Schematic and model files for test benches are migrated in a similar way to connect the migrated database to new models and then the design is ready for simulation.  Core functionality can be tested quickly followed by simulation in to the process corners.  Engineers may choose to update some parameters for performance but they will be working on familiar circuits and can make small modifications where required.

 Layout Migration 

Layout migration is the most complex part of the process and it requires specialized tools to transfer and process the data.  Earlier layout migration tools worked on polygon level data from GDS2 files and ran as a "compactor" that would push the shapes in the layout based on the design rules for the new process.  Compactors can work well for regular structures such as memories and standard cells have always struggled to deal with analog layout.

A more effective approach is to use a migration system that works at the PDK level, replacing parameterized cells from the original layout with those from the new PDK.  The parameters within the cells are adjusted as necessary and placed in the new layout to form the core of the circuit and the routing and other layout is transferred alongside.  This ensures that the layout components are already correct in the target process as they will be placed directly from the new foundry's PDK.

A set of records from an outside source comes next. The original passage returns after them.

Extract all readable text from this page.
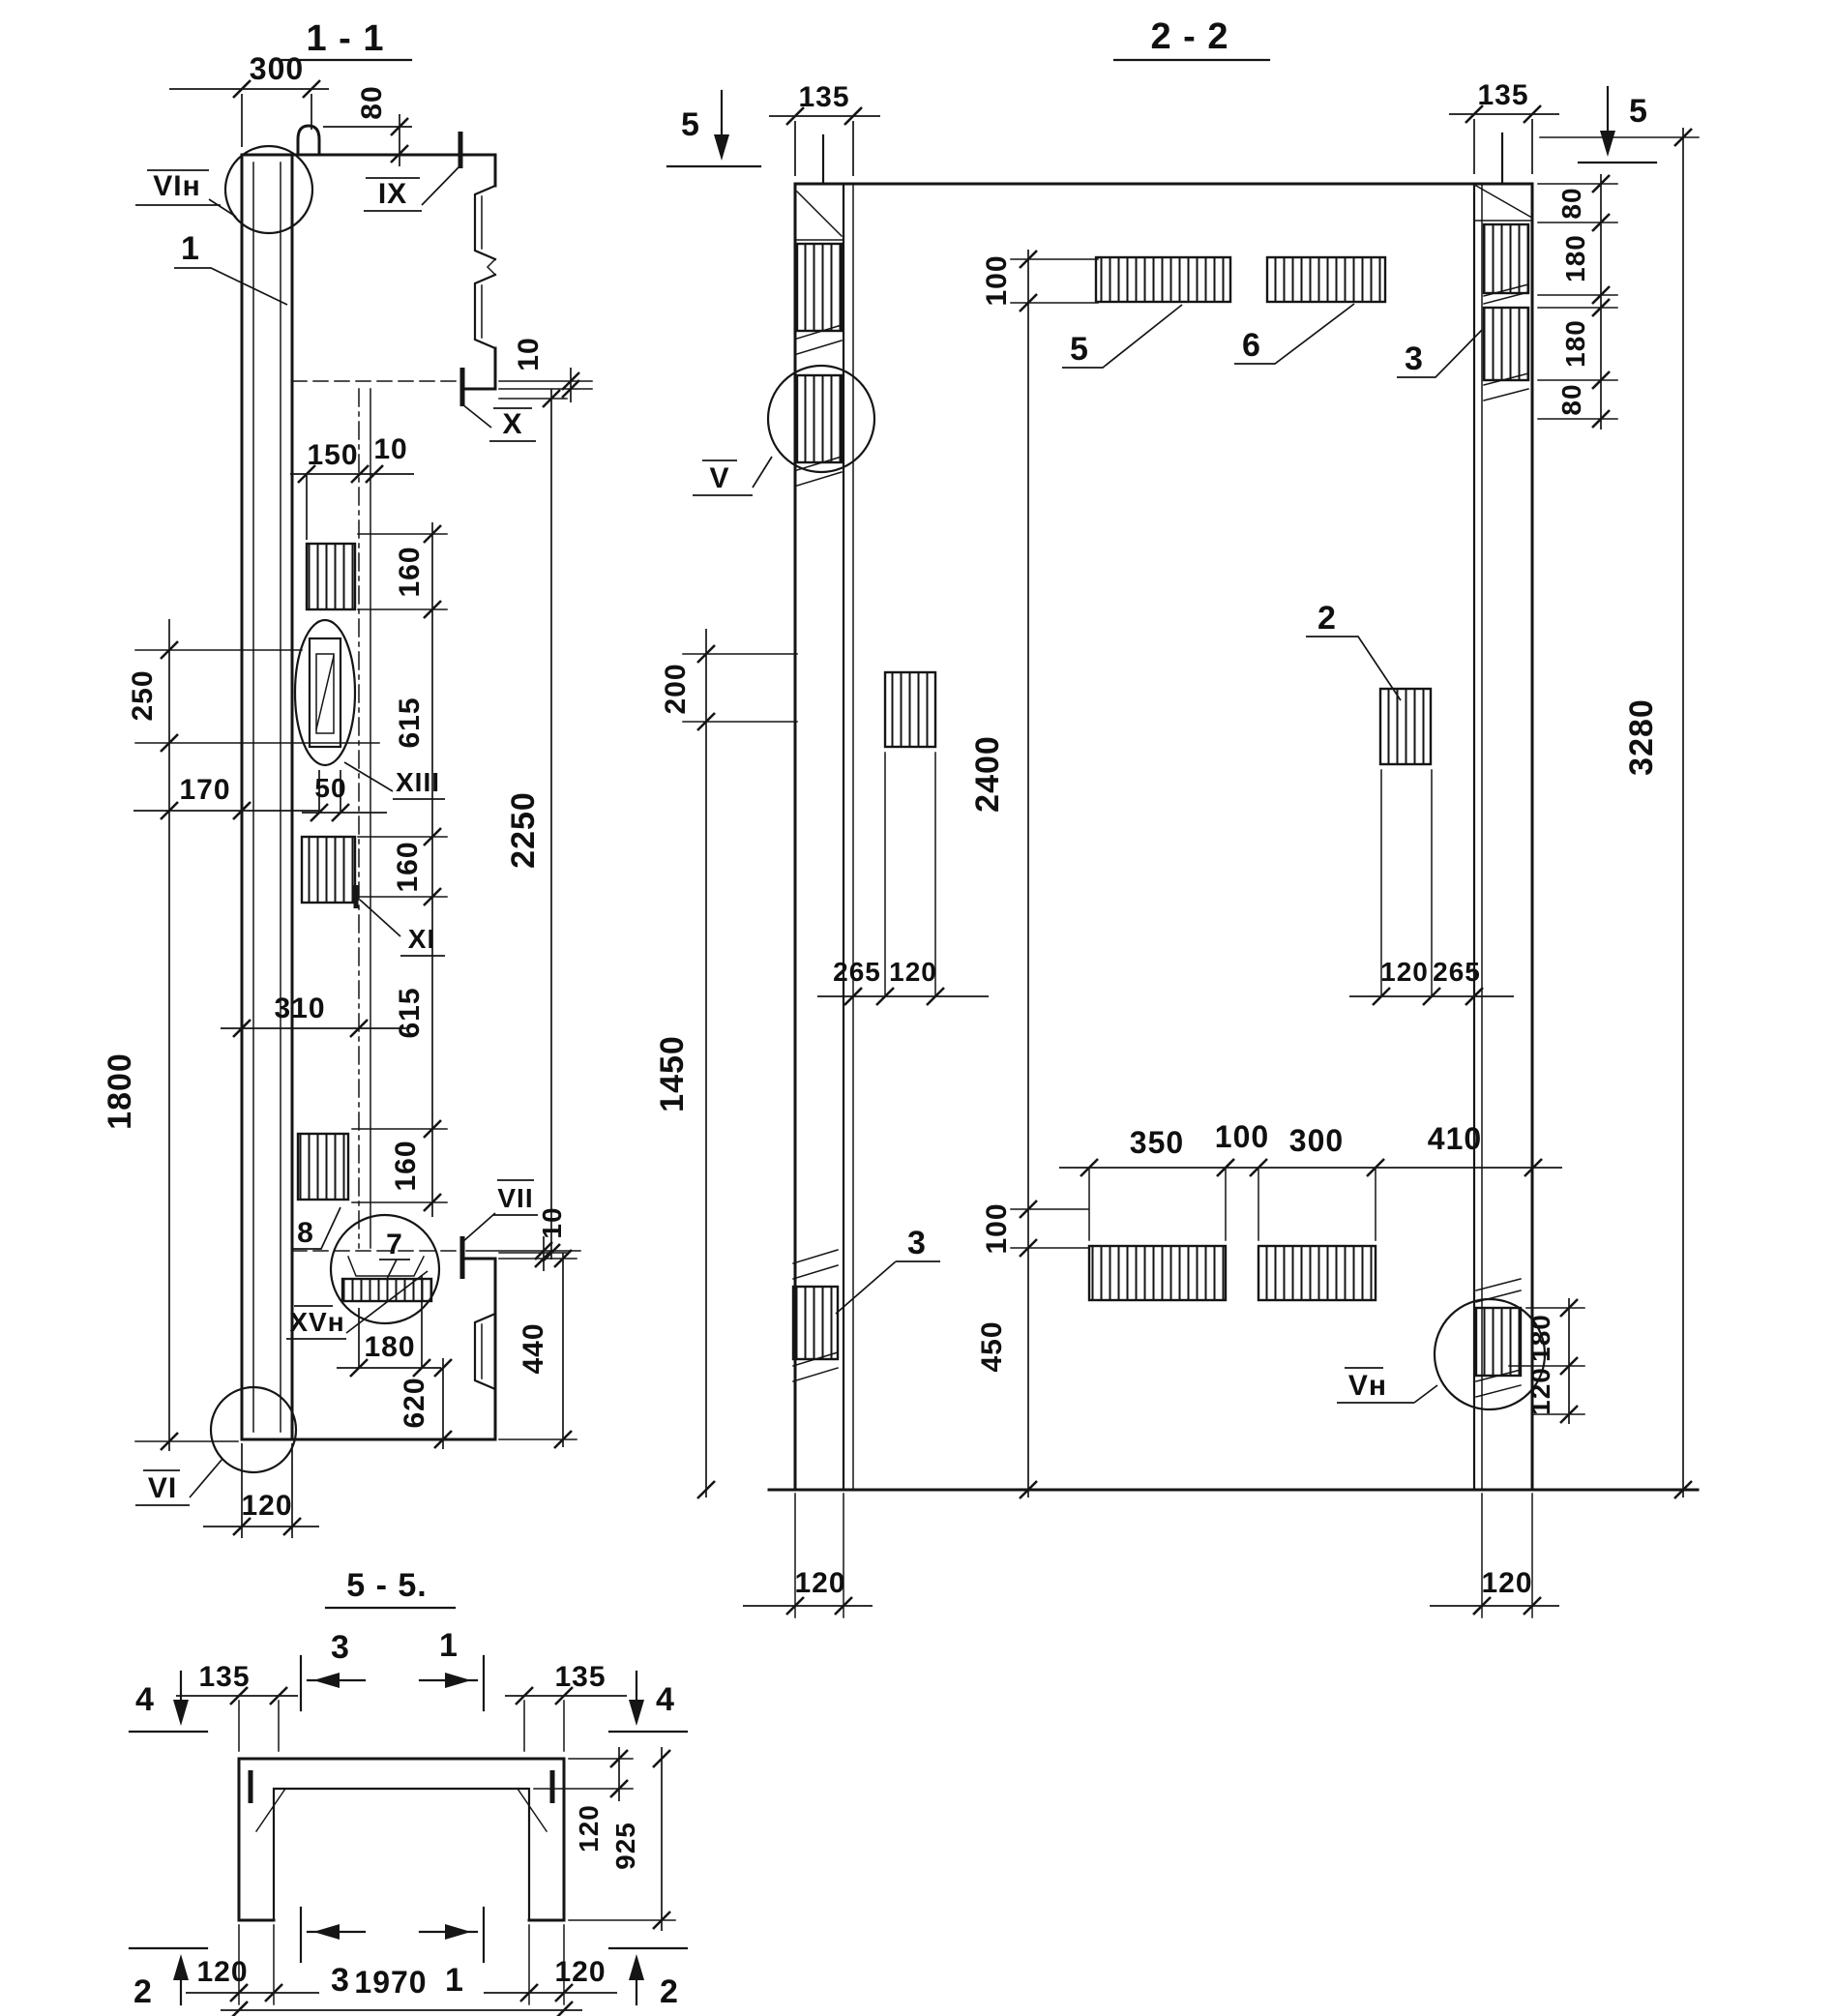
1 - 1
300
80
VIн
1
IX
X
10
150 10
160
615
160
615
160
XI
2250
250
1800
170	50 XIII
310
8 7
VII
XVн
180
620
440
10
VI
120
2 - 2
V
Vн
5	5
135	135
3280
80
180
180
80
100
2400
100
450
200
1450
265 120	120 265
350 100 300	410
5	6	3
2
3
180
120
120	120
5 - 5.
3	1
4	4
135	135
120 925
120	120
3	1
2	2
1970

Translating a circuit in this way preserves the full integrity of the source design.  The hierarchy and topology of the circuit is maintained along with the critical placement and matching of transistors and routing.  More advanced structures such as vias, multi-part paths and fluid guard rings are translated in the same way, maintaining their structure and integrity in the migrated layout.  All of the layout data is fully editable as parameterized structures after migration rather than being reduced to a huge array of polygons.

Layout adjustment tools then process the migrated data to resolve differences in rules that cause breaks in the interconnect.  Groups of components are aligned and the interconnect updated as required.  The migrated layout can also be edited manually based on extracted simulation data or update the circuit to match new schematic requierments.

Running all of the migration within editing tools gives complete control of the process and 100% compatibility with PDKs from any source.   

IN2FAB has migrated hundreds of circuits using this process across different technologies including all of the world's major silicon foundries.  Circuits have ranged from small IP blocks such as PLL or bandgaps, large IP like HDMI, Bluetooth and entire chips. 

Design migration is the fastest way to move IP to a new process while preserving design integrity and meeting the demands of tight schedule.